The air hung heavy around him. 
“Are you there?” Tony swept his gaze around the 
alley. “Come out!” 
Suddenly, a voice rang out. “TOOONNNYYY!” 
This cry was so different from the one that kicked 
off the melee. 
A smile broke across Tony's face. “This is the hundredth time, you know.” 
A single man stood in front of him, legs apart. He wore a familiar red coat, which was ragged with holes. The man's body was coated with blood. His head sat uneasily atop a severed neck, held in place by a narrow strip of skin and muscle. It was a strange shadow of a man... a man Tony knew well. 
“Does even the devil hate me so much that he sent you to rag on me, Denvers?” 
“TOOONNNYYY!” The thing that had once been Denvers groaned hoarsely. 
Sympathy flickered across Tony's eyes. He rarely showed emotion for the dead, but Denvers had been a colleague in an industry without many opportunities for relationships. The shameful sight in front of him was too horrible even for someone who had tried to kill Tony ninety-nine times. 
But Tony knew that whatever faced him now wasn't really Denvers. He resorted to sarcasm to dull his emotions. “Your face is an improvement, but still painful to look at. Come here; I'll fix it up for you!” 
He readied his sword. 
The thing that had been Denvers raised its arms and launched itself at Tony. The silver talismans dotting the red coat jangled. 
“My favorite coat doesn't suit you.” Tony swirled his sword twice, remaining stationary but for a flick of a wrist. Both of Denvers' arms plopped to the ground. 
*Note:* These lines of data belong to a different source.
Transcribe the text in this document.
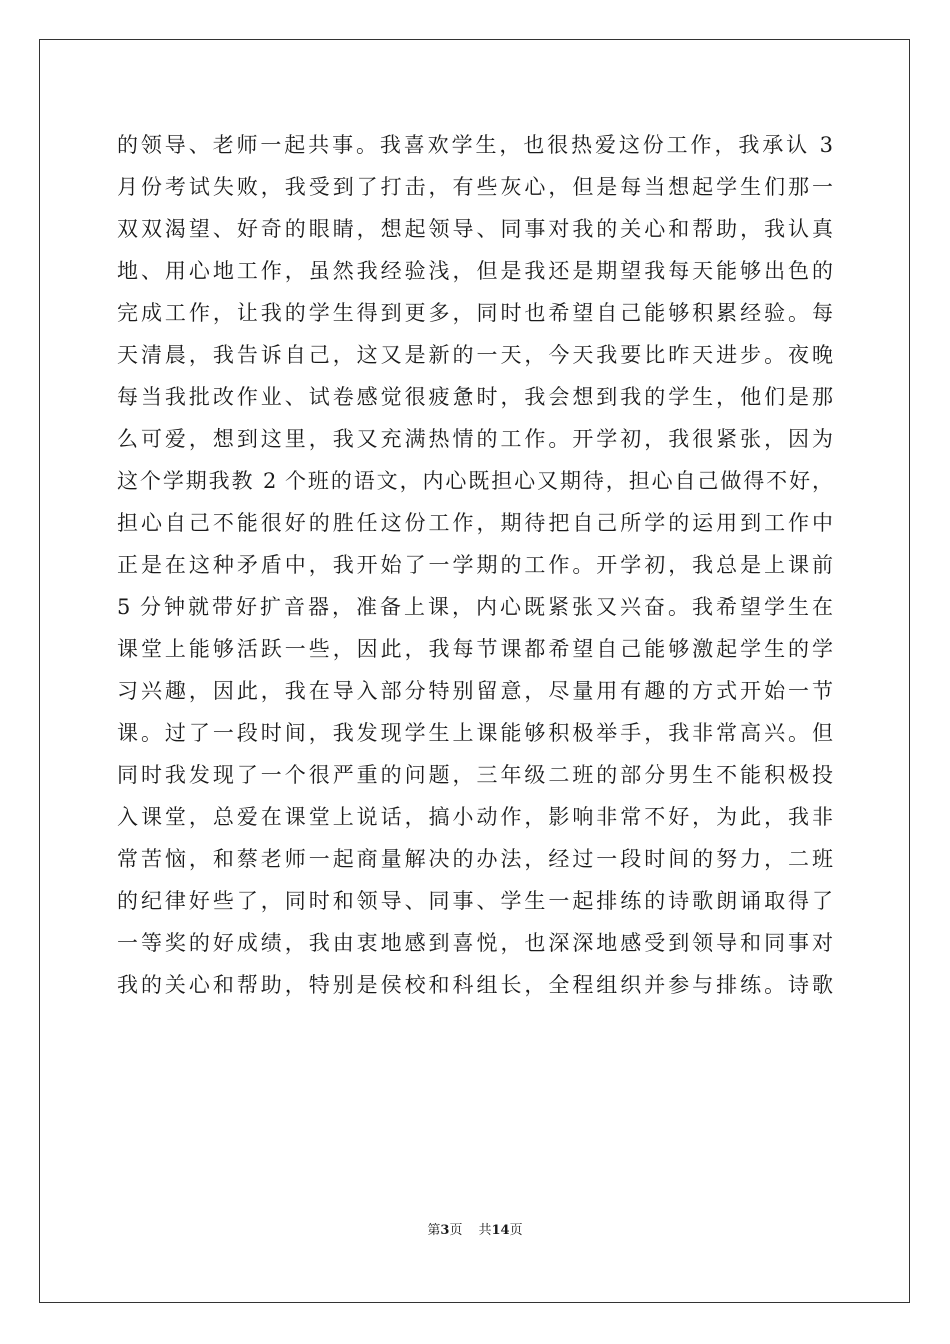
的领导、老师一起共事。我喜欢学生，也很热爱这份工作，我承认 3
月份考试失败，我受到了打击，有些灰心，但是每当想起学生们那一
双双渴望、好奇的眼睛，想起领导、同事对我的关心和帮助，我认真
地、用心地工作，虽然我经验浅，但是我还是期望我每天能够出色的
完成工作，让我的学生得到更多，同时也希望自己能够积累经验。每
天清晨，我告诉自己，这又是新的一天，今天我要比昨天进步。夜晚
每当我批改作业、试卷感觉很疲惫时，我会想到我的学生，他们是那
么可爱，想到这里，我又充满热情的工作。开学初，我很紧张，因为
这个学期我教 2 个班的语文，内心既担心又期待，担心自己做得不好，
担心自己不能很好的胜任这份工作，期待把自己所学的运用到工作中
正是在这种矛盾中，我开始了一学期的工作。开学初，我总是上课前
5 分钟就带好扩音器，准备上课，内心既紧张又兴奋。我希望学生在
课堂上能够活跃一些，因此，我每节课都希望自己能够激起学生的学
习兴趣，因此，我在导入部分特别留意，尽量用有趣的方式开始一节
课。过了一段时间，我发现学生上课能够积极举手，我非常高兴。但
同时我发现了一个很严重的问题，三年级二班的部分男生不能积极投
入课堂，总爱在课堂上说话，搞小动作，影响非常不好，为此，我非
常苦恼，和蔡老师一起商量解决的办法，经过一段时间的努力，二班
的纪律好些了，同时和领导、同事、学生一起排练的诗歌朗诵取得了
一等奖的好成绩，我由衷地感到喜悦，也深深地感受到领导和同事对
我的关心和帮助，特别是侯校和科组长，全程组织并参与排练。诗歌
第3页 共14页
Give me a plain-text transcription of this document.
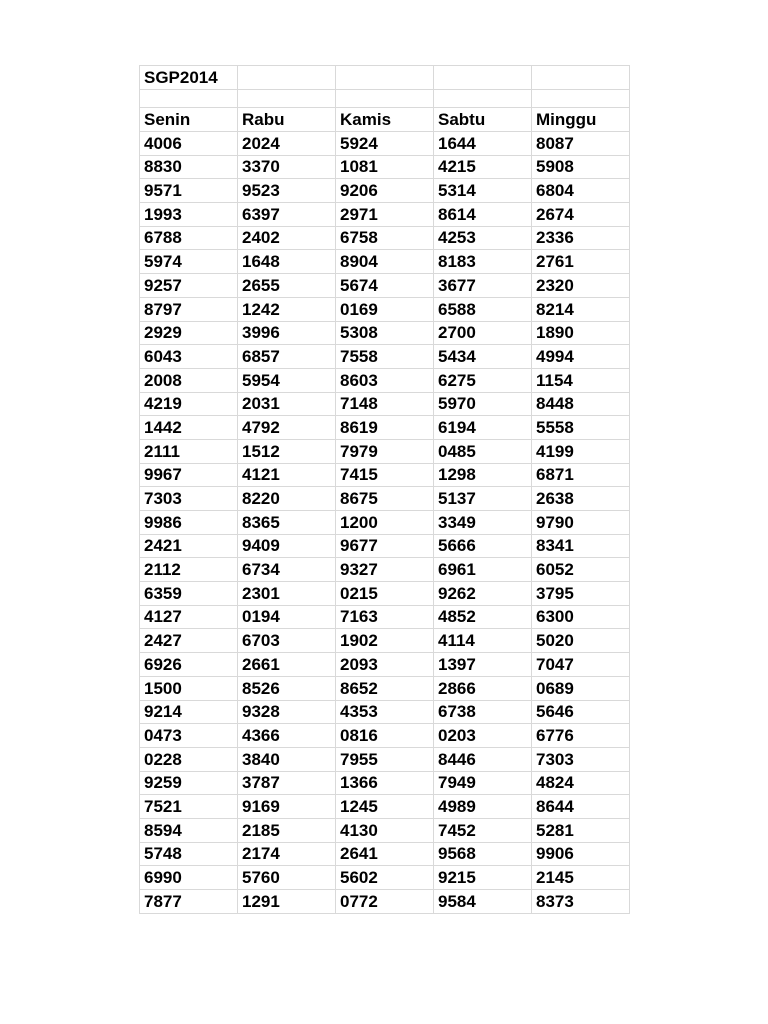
SGP2014				

Senin	Rabu	Kamis	Sabtu	Minggu
4006	2024	5924	1644	8087
8830	3370	1081	4215	5908
9571	9523	9206	5314	6804
1993	6397	2971	8614	2674
6788	2402	6758	4253	2336
5974	1648	8904	8183	2761
9257	2655	5674	3677	2320
8797	1242	0169	6588	8214
2929	3996	5308	2700	1890
6043	6857	7558	5434	4994
2008	5954	8603	6275	1154
4219	2031	7148	5970	8448
1442	4792	8619	6194	5558
2111	1512	7979	0485	4199
9967	4121	7415	1298	6871
7303	8220	8675	5137	2638
9986	8365	1200	3349	9790
2421	9409	9677	5666	8341
2112	6734	9327	6961	6052
6359	2301	0215	9262	3795
4127	0194	7163	4852	6300
2427	6703	1902	4114	5020
6926	2661	2093	1397	7047
1500	8526	8652	2866	0689
9214	9328	4353	6738	5646
0473	4366	0816	0203	6776
0228	3840	7955	8446	7303
9259	3787	1366	7949	4824
7521	9169	1245	4989	8644
8594	2185	4130	7452	5281
5748	2174	2641	9568	9906
6990	5760	5602	9215	2145
7877	1291	0772	9584	8373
They wriggled like snakes. 
“TOOONNNYYY!” Denvers bared the remains of his teeth and sprung forward. His coattails streamed 
behind him, jewelry clanking. 
Tony calmly decapitated him. 
“My hundredth victory,” he muttered. “Farewell.” 
The headless body stumbled forward through sheer momentum and finally collapsed on the ground. 
The atmosphere snapped back to normality as surely as if someone had flicked a switch. A gust of wind blew the last of the clouds away from the moon, driving the shadows further down the alley. Denvers' transformed corpse was all that remained of the uncanny episode. 
“You can keep the coat.” Tony wiped the blood from his sword and stalked down the alley. Before long, the adrenaline wore off. 
Tony headed home with unsteady steps.